Ribbon Cutting, Wild Game Dinner Highlight Ross Reservation Celebration
April 25, 2016
Emporia State University celebrated the renovation of the Environmental Education Center at Ross Natural History Reservation with the annual wild game dinner and a special ribbon cutting on Saturday, April 23.
Located northwest of Emporia, “The Ross” is one of eight natural areas owned by Emporia State University that are used for teaching, research and preservation. It is a 200-acre site of predominately native and restored tallgrass prairie, shrub land and woodland, including a stream, spring, ponds and other habitats. It includes experimental disturbance plots that can be used to study the effects of rangeland management such as mowing and burning.
“The Ross serves ESU students and faculty as an outdoor field site for investigations in ecology, zoology, botany, and earth sciences,” explained Dr. Bill Jensen, associate professor of biological sciences. “In addition to field trip exercises for coursework in these subject areas, graduate and undergraduate students and faculty regularly use the site for their independent research projects. Researchers from other universities (e.g., K-State, KU, Iowa State, Oklahoma State, UCLA) also use The Ross for cross-site investigations.”

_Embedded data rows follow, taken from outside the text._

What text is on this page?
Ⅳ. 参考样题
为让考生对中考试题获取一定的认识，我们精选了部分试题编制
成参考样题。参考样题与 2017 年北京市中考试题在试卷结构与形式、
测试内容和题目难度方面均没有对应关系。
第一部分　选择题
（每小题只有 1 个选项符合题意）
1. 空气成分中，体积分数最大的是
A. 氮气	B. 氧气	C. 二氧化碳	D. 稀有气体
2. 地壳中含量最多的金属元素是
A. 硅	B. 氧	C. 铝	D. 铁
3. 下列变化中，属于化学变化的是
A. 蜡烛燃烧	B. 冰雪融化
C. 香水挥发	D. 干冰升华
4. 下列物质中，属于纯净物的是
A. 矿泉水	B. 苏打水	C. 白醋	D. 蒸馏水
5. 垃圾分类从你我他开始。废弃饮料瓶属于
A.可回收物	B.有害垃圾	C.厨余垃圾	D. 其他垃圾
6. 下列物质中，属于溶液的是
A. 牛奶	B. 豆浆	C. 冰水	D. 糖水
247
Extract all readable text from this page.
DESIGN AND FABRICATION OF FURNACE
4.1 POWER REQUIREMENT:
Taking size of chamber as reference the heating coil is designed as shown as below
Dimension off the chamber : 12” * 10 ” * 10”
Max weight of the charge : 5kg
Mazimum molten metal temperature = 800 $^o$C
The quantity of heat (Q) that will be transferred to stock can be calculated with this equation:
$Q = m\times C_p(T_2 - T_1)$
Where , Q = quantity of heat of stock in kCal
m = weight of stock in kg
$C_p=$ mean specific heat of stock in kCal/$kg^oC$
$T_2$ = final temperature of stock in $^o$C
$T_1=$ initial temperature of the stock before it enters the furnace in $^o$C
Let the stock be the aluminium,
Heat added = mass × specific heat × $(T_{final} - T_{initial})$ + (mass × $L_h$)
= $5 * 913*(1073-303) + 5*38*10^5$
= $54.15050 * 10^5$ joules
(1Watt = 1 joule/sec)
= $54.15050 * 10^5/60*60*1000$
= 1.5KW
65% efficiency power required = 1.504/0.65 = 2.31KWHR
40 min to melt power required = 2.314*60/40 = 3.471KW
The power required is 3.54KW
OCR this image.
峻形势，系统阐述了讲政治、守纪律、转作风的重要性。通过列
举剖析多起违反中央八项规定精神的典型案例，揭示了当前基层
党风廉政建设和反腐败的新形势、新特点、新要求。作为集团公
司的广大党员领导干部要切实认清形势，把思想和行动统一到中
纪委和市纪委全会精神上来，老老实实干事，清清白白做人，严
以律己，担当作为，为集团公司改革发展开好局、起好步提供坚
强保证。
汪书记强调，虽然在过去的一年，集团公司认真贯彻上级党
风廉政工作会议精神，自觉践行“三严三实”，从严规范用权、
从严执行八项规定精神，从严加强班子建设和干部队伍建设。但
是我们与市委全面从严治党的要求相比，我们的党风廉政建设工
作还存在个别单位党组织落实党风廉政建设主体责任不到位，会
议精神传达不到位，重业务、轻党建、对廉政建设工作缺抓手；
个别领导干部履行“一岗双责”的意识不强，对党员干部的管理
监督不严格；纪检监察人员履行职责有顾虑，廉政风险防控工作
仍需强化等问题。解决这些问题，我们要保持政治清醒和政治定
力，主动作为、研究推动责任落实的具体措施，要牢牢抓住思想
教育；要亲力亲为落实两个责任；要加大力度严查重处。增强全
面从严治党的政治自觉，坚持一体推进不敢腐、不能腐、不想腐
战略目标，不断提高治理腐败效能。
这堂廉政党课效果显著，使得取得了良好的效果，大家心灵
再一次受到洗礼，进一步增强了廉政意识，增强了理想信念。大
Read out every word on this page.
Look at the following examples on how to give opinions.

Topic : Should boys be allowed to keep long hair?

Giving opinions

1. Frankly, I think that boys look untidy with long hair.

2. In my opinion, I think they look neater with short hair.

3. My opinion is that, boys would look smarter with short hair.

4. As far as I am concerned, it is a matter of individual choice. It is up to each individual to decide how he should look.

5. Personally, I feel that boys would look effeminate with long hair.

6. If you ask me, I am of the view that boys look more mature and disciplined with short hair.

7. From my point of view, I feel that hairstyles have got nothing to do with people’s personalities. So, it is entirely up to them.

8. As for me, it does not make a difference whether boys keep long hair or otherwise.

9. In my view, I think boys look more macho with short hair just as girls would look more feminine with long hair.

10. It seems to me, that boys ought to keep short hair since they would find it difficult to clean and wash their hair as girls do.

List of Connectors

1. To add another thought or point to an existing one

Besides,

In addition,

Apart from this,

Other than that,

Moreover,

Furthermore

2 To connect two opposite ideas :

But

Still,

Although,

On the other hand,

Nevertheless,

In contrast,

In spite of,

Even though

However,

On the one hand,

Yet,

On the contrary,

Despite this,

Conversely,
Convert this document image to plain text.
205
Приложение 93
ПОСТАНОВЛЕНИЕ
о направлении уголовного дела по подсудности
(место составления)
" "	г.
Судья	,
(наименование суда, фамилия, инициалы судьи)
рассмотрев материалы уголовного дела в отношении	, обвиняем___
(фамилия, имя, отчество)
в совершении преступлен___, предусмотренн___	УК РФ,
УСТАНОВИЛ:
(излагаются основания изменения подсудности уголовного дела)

The site was given to the university by F.B. and Rena G. Ross after the couple watched ESU faculty and students conduct research on their land, explained Dr. Brent Thomas, dean of the College of Liberal Arts and Sciences.
“They were impressed with what they saw,” Thomas said before the ribbon cutting. “I think their vision has been fulfilled.”
The Environmental Education Center at The Ross recently underwent a full renovation that upgraded classroom and laboratory space and added a kitchen area. The improvements include smart technology, making the space a fully functional, high-tech classroom, according to Thomas.
“The Ross Natural History Reservation Environmental Education Center serves as an important venue for coursework, processing of research samples in an on-site lab and as meeting space for departments and organizations at ESU,” said Jensen. “The natural ‘off-campus’ setting of The Ross offers a peaceful environment for such gatherings and accommodates planned or impromptu field trips to enhance the experience.”
The center has been used for retreats by ESU’s Honors College as well as meetings of professional societies and conservation organizations. Each summer, The Ross is used during a biology camp for elementary and middle school students. The area also has been used by Boy Scout troops.
“The Ross has touched many lives for the better, drawn students and faculty to ESU and has left fond memories with our alumni and other visitors,” added Jensen.